Le prote déploie l'épreuve & la laisse sécher: quand elle est seche, il la plie & la coupe: alors il fait venir un lecteur, qui est ordinairement un apprenti, qui lit la copie, pendant que le prote le suit attentivement mot à mot sur l'épreuve, & marque à la marge, au moyen de différens signes usités dans l'Imprimerie, & qu'on voit dans nos Planches, les fautes que le compositeur a faites en composant, comme les lettres renversées, les coquilles, les fautes d'orthographe, les fautes de grammaire & de ponctuation, les bourdons ou omissions, les doublons ou répétitions; observant de rendre ses corrections intelligibles, de les placer par ordre, & autant que faire se peut, à côté des lignes où elles se trouvent. Après que l'épreuve a été lûe sur la copie, le prote la repasse encore seul, s'il en a le tems, & marque les fautes qui lui ont échappé à la premiere lecture. Enfin il vérifie les folio, les signatures & la réclame; après quoi il porte l'épreuve au compositeur, & lui explique les endroits où par la multiplicité des corrections il pourroit y avoir quelque difficulté, & qui ont besoin d'explication.

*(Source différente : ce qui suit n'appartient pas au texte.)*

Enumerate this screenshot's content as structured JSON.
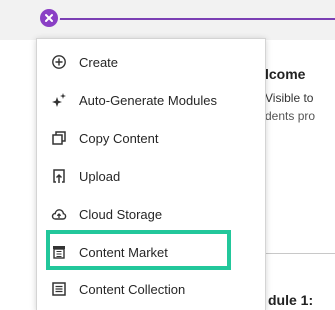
{
  "background": {
    "section_title": "lcome",
    "visible_text": "Visible to",
    "students_text": "dents pro",
    "module_heading": "dule 1:"
  },
  "menu": {
    "items": [
      {
        "label": "Create",
        "icon": "plus-circle-icon"
      },
      {
        "label": "Auto-Generate Modules",
        "icon": "sparkle-icon"
      },
      {
        "label": "Copy Content",
        "icon": "copy-icon"
      },
      {
        "label": "Upload",
        "icon": "upload-icon"
      },
      {
        "label": "Cloud Storage",
        "icon": "cloud-icon"
      },
      {
        "label": "Content Market",
        "icon": "store-icon"
      },
      {
        "label": "Content Collection",
        "icon": "collection-icon"
      }
    ],
    "highlighted_item": "Content Market"
  },
  "colors": {
    "accent": "#8a3fc5",
    "highlight": "#22c79b"
  }
}
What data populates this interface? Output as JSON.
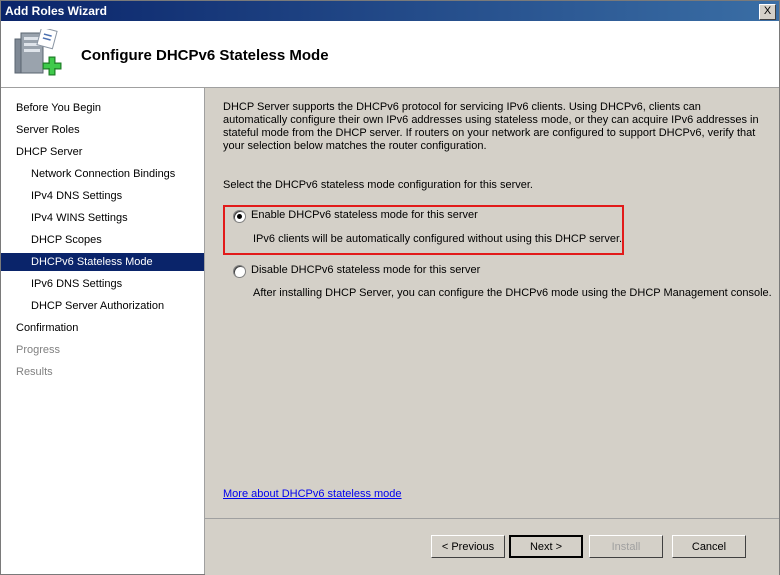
{
  "window": {
    "title": "Add Roles Wizard",
    "close_label": "X"
  },
  "header": {
    "title": "Configure DHCPv6 Stateless Mode",
    "icon": "server-add-icon"
  },
  "sidebar": {
    "items": [
      {
        "label": "Before You Begin"
      },
      {
        "label": "Server Roles"
      },
      {
        "label": "DHCP Server"
      },
      {
        "label": "Network Connection Bindings"
      },
      {
        "label": "IPv4 DNS Settings"
      },
      {
        "label": "IPv4 WINS Settings"
      },
      {
        "label": "DHCP Scopes"
      },
      {
        "label": "DHCPv6 Stateless Mode"
      },
      {
        "label": "IPv6 DNS Settings"
      },
      {
        "label": "DHCP Server Authorization"
      },
      {
        "label": "Confirmation"
      },
      {
        "label": "Progress"
      },
      {
        "label": "Results"
      }
    ]
  },
  "content": {
    "description": "DHCP Server supports the DHCPv6 protocol for servicing IPv6 clients. Using DHCPv6, clients can automatically configure their own IPv6 addresses using stateless mode, or they can acquire IPv6 addresses in stateful mode from the DHCP server. If routers on your network are configured to support DHCPv6, verify that your selection below matches the router configuration.",
    "prompt": "Select the DHCPv6 stateless mode configuration for this server.",
    "options": [
      {
        "label": "Enable DHCPv6 stateless mode for this server",
        "note": "IPv6 clients will be automatically configured without using this DHCP server.",
        "selected": true
      },
      {
        "label": "Disable DHCPv6 stateless mode for this server",
        "note": "After installing DHCP Server, you can configure the DHCPv6 mode using the DHCP Management console.",
        "selected": false
      }
    ],
    "more_link": "More about DHCPv6 stateless mode"
  },
  "footer": {
    "previous_label": "< Previous",
    "next_label": "Next >",
    "install_label": "Install",
    "cancel_label": "Cancel"
  },
  "colors": {
    "accent": "#0a246a",
    "highlight": "#e21a1a",
    "link": "#0000ee"
  }
}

Correction. Le compositeur examine son épreuve: c'est là qu'il trouve ou la récompense de sa capacité & de son application, ou la peine dûe à son impéritie & à son inattention. Etant obligé de corriger ses fautes, moins il y en a sur son épreuve, plutôt il en est quitte; au lieu que quand l'épreuve est chargée de corrections, il faut y employer un tems considérable, ce qui le fatigue beaucoup, la correction étant la fonction la plus pénible du compositeur; encore est - il presqu'impossible que l'ouvrage n'en souffre. Après donc avoir examiné son épreuve & bien compris toutes les corrections, il va prendre une de ses formes à corriger, la premiere qui se présente, s'il n'y a point dans la correction à reporter d'une forme à l'autre: s'il y a à reporter d'une forme à l'autre, le compositeur ne commence pas à corriger celle dans laquelle il y aura à reporter, pour éviter de desserrer deux fois la même forme. Il prend donc une des deux formes, la met sur un marbre, l'y couche, & la desserre avec le marteau. Il revient ensuite à sa casse, prend un composteur, & leve sa correction, c'est - à - dire prend dans sa casse les lettres dont il aura besoin pour faire les corrections marquées sur son épreuve. En levant sa correction exactement, le compositeur ne peut manquer de tout corriger; car s'il oublie de faire quelque correction, les lettres qu'il trouve dans son composteur, autres que celles qu'il a ôtées dans la forme corrigée, l'avertissent de l'omission. On suppose encore que l'ouvrage est in - 8°. & que la forme desserrée sur le marbre est le côté de deux & trois. Il commence par lever les lettres qui sont marquées à la deux, puis il va à la trois; passe la quatre & la cinq, leve la correction de la six & la sept; passe la huit & la neuf, leve la correction de la dix & la onze; passe la douze & la treize, leve la correction de la quatorze & de la quinze, & laisse la seize. Il met ensuite une pincée ou deux d'espaces sur un papier, prend sa pointe, & va au marbre pour corriger. Il regarde si les coins de la forme sont assez desserrés pour donner tant - soit - peu de jeu au caractere, sans cependant qu'aucune lettre puisse se déplacer.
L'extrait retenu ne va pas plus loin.